There are two types of IP address in use today: IPv4 and IPv6. IPv4 was designed back in the 1970s, with addresses taking up 4 bytes. At that time, 4,294,967,296 addresses was considered to be enough for the foreseeable future, but rapid growth of the internet throughout the 1990s led to the development of IPv6, which increased the size of addresses to 16 bytes.
Adoption of IPv6 is still low—a report from 2014 indicates that only 3% of Google users use the site via IPv6. This is partly due to the amount of infrastructural change required and the fact that workarounds, such as Network Address Translation (NAT) and proxies, work well enough in many cases.
At the time of this writing, the authors have yet to see any customer network—cluster or otherwise—running IPv6. The private network ranges provide well over 16 million addresses, so IPv6 solves a problem that doesn’t exist within the enterprise space.
If IPv6 becomes more widely adopted in the consumer internet, there may be a drive to standardize enterprise networking to use the same stack. When that happens, data platforms will take more notice of IPv6 and will be tested more regularly against it. For now, it makes more sense to avoid IPv6 entirely.
When multihoming is implemented using a hostname-per-interface approach, a single DNS server can be used to store the multiple hostname entries in a single place. However, this approach doesn’t work well with Hadoop when secured using Kerberos, since services can only be configured to use a single service principal name (SPN), and an SPN includes the fully qualified hostname of a service.
When multihoming is implemented using the hostname-per-server approach, a single DNS server is no longer sufficient. The IP address required by a client now depends on which network the client is located on. Solving this problem adds significant complexity to network configuration, usually involving a combination of both DNS and /etc/hosts. This approach also adds complexity when it comes to Kerberos security, since it is essential that forward and reverse DNS lookups match exactly in all access scenarios.

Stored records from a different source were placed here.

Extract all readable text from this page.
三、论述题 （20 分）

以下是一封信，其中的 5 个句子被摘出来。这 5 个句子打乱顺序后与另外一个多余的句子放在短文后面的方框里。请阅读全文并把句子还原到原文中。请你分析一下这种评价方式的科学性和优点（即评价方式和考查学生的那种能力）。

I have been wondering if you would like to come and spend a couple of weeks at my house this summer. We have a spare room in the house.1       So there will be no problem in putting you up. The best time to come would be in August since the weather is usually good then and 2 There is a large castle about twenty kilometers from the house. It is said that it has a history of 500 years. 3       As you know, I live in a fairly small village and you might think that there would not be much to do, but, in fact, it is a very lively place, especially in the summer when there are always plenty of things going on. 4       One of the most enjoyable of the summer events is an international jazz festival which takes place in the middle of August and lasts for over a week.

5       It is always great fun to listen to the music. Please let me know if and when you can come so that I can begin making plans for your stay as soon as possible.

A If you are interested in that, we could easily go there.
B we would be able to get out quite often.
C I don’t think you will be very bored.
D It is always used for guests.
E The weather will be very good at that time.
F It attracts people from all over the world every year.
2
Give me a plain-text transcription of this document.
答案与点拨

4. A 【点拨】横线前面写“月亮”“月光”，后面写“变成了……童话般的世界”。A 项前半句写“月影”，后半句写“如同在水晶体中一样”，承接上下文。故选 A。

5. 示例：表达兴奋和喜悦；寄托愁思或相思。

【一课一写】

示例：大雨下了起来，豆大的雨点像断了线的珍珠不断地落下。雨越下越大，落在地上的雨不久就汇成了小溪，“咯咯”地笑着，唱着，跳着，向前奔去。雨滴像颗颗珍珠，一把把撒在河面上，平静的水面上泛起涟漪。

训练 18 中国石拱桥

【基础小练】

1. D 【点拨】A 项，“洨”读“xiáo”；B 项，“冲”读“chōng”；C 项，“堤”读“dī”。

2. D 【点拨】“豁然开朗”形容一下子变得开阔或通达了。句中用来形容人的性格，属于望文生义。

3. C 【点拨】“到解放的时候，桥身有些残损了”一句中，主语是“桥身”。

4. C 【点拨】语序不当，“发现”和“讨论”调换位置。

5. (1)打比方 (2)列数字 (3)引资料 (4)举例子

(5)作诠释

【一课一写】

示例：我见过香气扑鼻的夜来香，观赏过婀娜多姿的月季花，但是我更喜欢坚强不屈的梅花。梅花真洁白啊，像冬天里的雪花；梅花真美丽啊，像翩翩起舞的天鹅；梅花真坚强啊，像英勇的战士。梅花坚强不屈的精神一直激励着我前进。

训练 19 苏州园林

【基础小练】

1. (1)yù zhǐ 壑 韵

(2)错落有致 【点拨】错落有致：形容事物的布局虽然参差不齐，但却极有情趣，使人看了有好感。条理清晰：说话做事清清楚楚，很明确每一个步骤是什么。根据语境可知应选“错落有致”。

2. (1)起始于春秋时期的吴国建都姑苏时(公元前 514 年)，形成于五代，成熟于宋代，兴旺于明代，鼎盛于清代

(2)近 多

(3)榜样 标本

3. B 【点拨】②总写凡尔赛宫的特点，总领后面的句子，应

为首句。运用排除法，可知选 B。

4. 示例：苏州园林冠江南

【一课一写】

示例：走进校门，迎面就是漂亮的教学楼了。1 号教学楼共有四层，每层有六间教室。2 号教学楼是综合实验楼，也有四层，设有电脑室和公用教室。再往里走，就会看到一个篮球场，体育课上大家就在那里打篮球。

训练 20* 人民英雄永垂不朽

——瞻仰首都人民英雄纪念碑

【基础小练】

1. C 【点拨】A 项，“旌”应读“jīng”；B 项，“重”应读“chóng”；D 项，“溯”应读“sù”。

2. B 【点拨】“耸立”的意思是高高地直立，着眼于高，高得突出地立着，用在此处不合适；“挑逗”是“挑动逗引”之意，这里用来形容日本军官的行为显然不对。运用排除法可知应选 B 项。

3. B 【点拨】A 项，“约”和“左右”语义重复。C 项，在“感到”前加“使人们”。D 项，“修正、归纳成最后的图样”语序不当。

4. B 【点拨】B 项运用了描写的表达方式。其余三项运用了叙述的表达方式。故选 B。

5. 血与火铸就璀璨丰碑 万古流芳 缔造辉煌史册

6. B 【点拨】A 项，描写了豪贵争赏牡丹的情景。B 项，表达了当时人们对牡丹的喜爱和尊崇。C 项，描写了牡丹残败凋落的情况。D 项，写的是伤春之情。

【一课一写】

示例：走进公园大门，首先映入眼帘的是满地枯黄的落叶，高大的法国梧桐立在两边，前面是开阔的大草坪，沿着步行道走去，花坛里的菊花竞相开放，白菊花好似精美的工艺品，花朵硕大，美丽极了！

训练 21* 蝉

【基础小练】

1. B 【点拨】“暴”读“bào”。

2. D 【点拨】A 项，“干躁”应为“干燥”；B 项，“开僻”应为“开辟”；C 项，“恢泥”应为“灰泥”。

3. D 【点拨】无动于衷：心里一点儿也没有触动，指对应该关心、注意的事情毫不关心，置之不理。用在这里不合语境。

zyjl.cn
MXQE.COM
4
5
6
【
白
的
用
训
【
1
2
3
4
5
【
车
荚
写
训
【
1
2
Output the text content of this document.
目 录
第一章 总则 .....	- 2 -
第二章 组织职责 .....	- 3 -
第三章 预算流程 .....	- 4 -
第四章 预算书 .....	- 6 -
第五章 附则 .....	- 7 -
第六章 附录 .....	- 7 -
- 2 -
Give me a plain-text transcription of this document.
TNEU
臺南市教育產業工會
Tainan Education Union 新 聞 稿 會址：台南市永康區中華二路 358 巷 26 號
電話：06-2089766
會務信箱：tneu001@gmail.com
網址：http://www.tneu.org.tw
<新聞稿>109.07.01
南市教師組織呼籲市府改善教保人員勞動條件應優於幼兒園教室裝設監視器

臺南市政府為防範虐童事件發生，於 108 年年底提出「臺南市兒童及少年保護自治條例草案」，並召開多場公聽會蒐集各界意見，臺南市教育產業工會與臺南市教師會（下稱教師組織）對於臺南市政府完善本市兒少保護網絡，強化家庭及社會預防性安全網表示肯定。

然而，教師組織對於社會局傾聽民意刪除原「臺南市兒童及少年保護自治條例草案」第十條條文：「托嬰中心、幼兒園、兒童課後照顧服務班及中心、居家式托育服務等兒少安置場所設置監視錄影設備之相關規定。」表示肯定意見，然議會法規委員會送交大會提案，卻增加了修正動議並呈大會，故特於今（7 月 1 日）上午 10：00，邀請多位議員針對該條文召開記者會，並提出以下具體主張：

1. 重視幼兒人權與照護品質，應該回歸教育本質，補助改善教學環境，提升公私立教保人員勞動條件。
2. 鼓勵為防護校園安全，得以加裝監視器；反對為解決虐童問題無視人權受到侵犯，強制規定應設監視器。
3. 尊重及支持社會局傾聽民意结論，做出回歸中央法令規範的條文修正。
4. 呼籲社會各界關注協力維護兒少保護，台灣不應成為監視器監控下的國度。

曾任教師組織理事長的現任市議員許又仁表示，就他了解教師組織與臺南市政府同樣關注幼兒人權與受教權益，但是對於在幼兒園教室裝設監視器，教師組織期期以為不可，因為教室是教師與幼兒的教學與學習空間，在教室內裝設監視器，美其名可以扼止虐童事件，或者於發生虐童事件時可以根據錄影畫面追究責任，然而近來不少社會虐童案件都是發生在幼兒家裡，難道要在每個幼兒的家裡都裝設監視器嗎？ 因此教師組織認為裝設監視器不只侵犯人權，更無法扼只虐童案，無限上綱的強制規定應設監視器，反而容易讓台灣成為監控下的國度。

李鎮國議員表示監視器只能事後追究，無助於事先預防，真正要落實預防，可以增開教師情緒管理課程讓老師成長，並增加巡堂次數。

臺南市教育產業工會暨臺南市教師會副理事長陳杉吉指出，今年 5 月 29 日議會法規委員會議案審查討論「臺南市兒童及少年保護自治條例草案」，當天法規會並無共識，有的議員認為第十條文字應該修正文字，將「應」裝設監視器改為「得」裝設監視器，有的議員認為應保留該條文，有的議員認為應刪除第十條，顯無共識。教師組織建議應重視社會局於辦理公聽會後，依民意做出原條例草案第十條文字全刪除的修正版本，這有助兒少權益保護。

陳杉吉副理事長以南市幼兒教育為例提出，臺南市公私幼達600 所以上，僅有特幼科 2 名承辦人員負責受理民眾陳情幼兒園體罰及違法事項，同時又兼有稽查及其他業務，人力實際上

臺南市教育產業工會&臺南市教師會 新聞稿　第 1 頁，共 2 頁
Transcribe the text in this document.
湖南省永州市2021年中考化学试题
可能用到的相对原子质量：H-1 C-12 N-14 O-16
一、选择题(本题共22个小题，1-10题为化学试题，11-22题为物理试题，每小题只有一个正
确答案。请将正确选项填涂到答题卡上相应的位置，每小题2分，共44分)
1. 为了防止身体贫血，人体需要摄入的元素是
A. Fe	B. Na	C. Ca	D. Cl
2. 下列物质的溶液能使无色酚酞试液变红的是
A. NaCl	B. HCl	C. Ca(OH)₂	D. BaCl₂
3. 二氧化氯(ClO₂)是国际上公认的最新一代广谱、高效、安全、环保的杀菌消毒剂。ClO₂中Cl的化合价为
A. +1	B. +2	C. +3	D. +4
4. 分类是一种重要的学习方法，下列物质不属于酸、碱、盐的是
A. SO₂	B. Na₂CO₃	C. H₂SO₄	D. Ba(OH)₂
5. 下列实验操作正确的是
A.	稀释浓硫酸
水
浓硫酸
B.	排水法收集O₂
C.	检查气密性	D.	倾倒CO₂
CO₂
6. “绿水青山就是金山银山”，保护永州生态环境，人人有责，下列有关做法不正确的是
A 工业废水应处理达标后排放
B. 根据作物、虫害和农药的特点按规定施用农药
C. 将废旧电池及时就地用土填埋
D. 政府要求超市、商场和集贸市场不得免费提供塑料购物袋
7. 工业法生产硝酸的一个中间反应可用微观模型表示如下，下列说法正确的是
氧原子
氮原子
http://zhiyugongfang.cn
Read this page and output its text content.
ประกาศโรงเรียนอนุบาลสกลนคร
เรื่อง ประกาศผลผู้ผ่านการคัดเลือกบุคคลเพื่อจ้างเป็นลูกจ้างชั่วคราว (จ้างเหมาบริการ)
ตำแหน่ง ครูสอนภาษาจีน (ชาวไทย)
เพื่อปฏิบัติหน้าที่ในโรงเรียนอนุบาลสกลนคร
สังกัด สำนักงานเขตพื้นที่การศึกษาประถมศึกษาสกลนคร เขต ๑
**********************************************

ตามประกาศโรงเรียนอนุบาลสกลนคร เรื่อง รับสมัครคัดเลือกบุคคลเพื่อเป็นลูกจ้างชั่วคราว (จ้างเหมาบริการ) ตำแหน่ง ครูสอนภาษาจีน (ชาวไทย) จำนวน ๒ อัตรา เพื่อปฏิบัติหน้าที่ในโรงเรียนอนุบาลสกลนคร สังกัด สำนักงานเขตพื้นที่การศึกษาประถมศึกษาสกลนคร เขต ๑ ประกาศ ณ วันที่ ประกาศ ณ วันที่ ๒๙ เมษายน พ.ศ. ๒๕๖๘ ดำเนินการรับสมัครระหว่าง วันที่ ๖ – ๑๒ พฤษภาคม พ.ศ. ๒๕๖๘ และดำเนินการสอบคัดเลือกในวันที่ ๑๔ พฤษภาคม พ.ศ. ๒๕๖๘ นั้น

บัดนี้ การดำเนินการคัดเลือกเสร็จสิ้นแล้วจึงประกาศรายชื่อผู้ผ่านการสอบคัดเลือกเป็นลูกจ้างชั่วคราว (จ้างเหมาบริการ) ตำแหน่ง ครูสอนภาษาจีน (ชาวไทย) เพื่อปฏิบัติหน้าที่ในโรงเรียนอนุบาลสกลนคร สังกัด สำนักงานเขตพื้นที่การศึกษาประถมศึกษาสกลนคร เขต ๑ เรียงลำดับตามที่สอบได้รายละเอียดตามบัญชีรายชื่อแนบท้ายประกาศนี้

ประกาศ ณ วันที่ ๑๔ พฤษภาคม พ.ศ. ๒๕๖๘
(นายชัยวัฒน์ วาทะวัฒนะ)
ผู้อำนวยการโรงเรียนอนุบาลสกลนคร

Multihoming is most frequently seen in edge nodes, as described in “Edge-connected networks”, where edge services listen on multiple interfaces for incoming requests. Multihomed cluster nodes should be avoided where possible, for the following reasons:
In this chapter we discussed how cluster services such as Spark and HDFS use networking, how they demand the highest levels of performance and availability, and ultimately how those requirements drive the network architecture and integration patterns needed.
Equipped with this knowledge, network and system architects should be in a good position to ensure that the network design is robust enough to support a cluster today, and flexible enough to continue to do so as a cluster grows.